14. her iki tarafın da kendilerine göre hataları var; ancak kraliyet ailesi’ni daha çok suçlu buluyorum, çünkü diana bir noktadan sonra bunu kabullenmiş ve kraliyet ailesi ile ortak bir noktada buluşabilmek adına çaba göstermiş. ancak kraliyet ailesi buna dahi gözlerini kapatmış ve üç maymunu oynamış. diana’nın “takım” anlayışını kabul etselerdi, daha farklı şeyler olabilirdi.


15.
son olarak -ne kadar sansasyonel olsa da- diana’nın kraliyet ailesi’nin modernleşmesi adına büyük bir şans olduğunu düşünüyorum. kraliyet ailesi ne yazık ki yüzyıllardır at gözlüğüyle yaşadı. halka birtakım şeylerde örnek olsa dahi halkın içine girmek, halkın arasına karışmak istemedi. ancak bugün sembolik olarak var olan, uluslararası tanınan ve kabul gören bir yapının halktan uzak kalması da insanların özgürleşmeye başladığı 20. yüzyılın sonlarına çok uzak kalan, eski moda bir eylemdi. diana halkın arasına girerek ve onlarla temas halinde olarak, kraliyet ailesi ile halk arasında örülmüş olan o görünmez kalın duvarı yıktı. diana ile beraber aslında kraliyet ailesi de kendine bir çekidüzen verdi ve halkın sesine daha çok kulak vermeye başladı. bugün de birçok şey hanedanlık içinde değişim ve dönüşüm halinde. ne kadar hala bazı şeyleri ekarte etmeye çalışsalar da bir noktadan sonra eskisi kadar sert ve katı direnişler içinde olamıyorlar. ii. elizabeth’in ölümünden sonra gelecek olan varis  prens william ve ondan sonraki gelecek yeni nesil ile de kraliyet ailesi’nin daha farklı bir form alacağını düşünüyorum.
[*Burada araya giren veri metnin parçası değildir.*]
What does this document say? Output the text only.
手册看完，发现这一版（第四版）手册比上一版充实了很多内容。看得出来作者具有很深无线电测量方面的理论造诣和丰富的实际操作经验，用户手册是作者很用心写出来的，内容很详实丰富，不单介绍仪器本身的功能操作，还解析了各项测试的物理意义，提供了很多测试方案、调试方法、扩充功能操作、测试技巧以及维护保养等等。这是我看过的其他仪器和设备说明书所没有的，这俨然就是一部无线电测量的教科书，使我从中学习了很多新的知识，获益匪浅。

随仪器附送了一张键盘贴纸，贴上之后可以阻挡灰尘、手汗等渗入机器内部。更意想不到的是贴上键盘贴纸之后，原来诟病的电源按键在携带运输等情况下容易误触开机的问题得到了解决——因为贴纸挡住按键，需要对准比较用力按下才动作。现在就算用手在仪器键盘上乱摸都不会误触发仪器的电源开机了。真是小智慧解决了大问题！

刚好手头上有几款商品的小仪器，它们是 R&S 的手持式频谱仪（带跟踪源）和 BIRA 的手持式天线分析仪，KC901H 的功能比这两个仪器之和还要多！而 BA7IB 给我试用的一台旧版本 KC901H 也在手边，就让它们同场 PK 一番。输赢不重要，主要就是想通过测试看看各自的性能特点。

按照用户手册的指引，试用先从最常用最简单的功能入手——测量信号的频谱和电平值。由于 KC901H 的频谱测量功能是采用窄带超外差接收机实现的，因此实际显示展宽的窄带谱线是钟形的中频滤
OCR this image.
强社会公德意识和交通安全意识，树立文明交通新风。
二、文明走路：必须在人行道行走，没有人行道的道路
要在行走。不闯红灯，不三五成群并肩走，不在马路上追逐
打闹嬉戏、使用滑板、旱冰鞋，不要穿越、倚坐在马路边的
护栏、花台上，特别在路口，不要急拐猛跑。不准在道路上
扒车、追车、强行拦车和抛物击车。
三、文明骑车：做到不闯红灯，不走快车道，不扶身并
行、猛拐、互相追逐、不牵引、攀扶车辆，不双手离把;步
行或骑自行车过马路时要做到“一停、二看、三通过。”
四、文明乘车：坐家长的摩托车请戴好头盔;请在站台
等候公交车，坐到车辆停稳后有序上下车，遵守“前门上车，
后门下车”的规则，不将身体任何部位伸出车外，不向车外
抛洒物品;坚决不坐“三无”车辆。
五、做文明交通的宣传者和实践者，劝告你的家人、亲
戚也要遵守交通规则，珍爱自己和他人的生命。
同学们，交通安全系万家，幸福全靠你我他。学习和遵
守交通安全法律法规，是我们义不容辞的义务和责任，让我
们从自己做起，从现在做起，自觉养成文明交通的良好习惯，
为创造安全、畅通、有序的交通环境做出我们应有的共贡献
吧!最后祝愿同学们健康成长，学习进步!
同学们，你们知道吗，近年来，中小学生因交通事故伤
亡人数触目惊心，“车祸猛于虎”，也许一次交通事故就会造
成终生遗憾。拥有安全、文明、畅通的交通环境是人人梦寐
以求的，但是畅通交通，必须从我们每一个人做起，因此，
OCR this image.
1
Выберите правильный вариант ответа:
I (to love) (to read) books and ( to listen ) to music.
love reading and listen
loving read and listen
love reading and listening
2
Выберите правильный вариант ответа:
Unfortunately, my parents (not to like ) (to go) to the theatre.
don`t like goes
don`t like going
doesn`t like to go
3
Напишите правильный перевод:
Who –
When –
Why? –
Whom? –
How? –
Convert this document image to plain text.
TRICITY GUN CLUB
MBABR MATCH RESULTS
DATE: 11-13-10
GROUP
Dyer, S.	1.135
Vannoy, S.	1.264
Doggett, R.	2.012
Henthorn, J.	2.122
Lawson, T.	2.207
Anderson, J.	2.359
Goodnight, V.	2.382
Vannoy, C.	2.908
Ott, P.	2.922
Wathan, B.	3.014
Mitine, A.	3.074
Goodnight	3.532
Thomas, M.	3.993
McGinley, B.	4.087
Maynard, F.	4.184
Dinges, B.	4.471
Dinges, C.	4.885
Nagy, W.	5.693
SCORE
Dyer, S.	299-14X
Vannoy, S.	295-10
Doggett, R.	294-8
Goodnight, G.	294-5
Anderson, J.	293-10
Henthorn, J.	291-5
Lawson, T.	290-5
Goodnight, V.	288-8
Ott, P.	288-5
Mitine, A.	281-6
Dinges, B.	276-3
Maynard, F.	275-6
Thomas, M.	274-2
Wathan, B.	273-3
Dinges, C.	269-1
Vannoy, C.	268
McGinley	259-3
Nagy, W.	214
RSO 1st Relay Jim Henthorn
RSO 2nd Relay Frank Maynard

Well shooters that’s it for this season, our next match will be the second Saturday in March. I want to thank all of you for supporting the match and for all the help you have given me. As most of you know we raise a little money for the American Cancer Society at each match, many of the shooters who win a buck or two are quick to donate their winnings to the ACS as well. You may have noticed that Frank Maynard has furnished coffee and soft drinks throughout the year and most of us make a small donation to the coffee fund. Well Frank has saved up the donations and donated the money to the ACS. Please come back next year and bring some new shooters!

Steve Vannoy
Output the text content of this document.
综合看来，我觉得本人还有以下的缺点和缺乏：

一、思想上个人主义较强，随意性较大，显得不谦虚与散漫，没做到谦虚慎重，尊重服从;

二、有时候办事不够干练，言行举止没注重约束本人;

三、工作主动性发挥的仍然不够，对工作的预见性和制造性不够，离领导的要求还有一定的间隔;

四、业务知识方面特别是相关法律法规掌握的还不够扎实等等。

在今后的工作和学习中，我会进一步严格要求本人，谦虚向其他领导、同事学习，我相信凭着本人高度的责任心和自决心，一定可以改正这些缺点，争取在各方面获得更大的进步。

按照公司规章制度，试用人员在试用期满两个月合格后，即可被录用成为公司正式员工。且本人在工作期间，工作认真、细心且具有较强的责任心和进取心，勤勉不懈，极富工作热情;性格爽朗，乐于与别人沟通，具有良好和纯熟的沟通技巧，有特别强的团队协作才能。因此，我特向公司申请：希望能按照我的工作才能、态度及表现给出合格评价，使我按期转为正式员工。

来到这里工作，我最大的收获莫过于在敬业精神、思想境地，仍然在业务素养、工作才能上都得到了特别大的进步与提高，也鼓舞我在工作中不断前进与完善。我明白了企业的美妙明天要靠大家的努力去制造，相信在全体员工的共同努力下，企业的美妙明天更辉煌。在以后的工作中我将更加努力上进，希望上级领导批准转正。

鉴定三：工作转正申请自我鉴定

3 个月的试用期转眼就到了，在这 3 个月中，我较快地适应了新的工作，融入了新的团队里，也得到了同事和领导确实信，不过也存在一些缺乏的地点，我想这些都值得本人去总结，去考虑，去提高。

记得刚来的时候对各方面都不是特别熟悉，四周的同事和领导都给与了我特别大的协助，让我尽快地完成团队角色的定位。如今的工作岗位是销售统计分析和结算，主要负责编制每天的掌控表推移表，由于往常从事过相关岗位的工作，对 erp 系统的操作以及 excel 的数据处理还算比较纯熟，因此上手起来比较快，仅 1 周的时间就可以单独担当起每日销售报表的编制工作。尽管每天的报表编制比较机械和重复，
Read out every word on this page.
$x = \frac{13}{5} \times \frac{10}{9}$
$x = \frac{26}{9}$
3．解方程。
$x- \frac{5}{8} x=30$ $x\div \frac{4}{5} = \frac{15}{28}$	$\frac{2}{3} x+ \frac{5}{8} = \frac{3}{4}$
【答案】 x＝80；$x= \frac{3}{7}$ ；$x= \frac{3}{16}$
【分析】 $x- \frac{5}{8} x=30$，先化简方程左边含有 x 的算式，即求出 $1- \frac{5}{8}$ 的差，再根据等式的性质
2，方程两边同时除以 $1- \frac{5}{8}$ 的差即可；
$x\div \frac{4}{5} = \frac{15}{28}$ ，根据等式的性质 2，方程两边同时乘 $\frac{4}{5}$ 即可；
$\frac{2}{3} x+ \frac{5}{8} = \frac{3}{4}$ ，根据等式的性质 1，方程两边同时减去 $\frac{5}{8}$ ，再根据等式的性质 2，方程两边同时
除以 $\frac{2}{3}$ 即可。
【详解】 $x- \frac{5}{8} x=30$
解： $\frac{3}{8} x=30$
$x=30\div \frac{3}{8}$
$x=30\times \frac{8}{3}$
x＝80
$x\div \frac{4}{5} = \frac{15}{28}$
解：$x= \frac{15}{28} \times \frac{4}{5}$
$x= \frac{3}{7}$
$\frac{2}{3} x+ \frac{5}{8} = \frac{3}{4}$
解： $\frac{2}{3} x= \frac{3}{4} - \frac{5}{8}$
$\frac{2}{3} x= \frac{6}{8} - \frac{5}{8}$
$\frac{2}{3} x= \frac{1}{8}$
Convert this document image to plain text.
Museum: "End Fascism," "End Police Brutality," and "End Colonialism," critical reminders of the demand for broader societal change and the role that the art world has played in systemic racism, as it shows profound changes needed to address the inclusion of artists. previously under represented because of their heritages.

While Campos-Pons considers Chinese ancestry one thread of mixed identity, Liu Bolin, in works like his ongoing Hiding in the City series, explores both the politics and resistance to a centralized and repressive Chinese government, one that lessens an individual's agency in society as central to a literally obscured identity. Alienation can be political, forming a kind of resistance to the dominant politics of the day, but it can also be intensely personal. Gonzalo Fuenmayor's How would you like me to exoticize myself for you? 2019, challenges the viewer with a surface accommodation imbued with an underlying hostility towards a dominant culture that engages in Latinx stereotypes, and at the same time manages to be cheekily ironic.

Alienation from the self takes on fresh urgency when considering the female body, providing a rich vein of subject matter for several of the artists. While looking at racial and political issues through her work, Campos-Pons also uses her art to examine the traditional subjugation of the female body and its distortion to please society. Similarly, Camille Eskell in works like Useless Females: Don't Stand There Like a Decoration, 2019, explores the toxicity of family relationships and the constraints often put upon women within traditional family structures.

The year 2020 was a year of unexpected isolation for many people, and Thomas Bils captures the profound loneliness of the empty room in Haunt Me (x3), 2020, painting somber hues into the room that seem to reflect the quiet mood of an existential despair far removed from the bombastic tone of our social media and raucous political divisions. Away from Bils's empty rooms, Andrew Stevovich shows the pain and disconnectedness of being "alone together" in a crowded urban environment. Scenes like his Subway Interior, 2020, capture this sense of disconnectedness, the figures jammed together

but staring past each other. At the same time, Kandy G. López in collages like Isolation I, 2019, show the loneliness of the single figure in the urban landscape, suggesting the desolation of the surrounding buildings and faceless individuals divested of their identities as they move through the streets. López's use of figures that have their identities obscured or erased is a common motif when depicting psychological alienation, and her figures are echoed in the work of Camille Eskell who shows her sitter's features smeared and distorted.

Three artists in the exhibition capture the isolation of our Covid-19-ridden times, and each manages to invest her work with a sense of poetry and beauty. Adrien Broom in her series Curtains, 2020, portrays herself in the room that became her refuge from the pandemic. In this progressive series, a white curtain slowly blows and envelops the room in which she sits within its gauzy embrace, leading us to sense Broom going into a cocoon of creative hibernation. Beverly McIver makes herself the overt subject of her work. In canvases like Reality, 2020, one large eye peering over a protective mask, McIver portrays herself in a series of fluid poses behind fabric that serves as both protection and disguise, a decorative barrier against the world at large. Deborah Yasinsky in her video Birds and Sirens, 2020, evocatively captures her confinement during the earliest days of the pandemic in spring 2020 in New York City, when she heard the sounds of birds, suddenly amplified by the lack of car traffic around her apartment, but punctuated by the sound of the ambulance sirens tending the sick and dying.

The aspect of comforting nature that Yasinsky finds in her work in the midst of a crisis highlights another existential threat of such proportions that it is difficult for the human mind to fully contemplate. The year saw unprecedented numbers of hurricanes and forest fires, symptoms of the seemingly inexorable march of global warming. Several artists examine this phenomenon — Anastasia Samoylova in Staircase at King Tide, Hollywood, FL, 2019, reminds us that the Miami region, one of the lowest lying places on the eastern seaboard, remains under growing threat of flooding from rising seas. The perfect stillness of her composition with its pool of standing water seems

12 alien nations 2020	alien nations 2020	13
ezcümle, gidişi trajik olsa da bıraktıklarıyla güzel hatırlanacak olan biri bence prenses diana. kraliyet ailesi'nin bugünkü üyelerinin birçoğu diana'nın eline su bile dökemez. prenses en azından bir şeyleri sorgulamış ve değişimin artık olması gerektiğinin idrakına varmış. kraliyet ailesi'ndeki değişimi tetiklemiş. belki de bundan 20-30 yıl sonra, kraliyet ailesi şu ankinden daha farklı olacak. huzur içinde uyusun.

işbu yazıyı sonuna kadar okuyanlar için de teşekkürlerimi sunarım.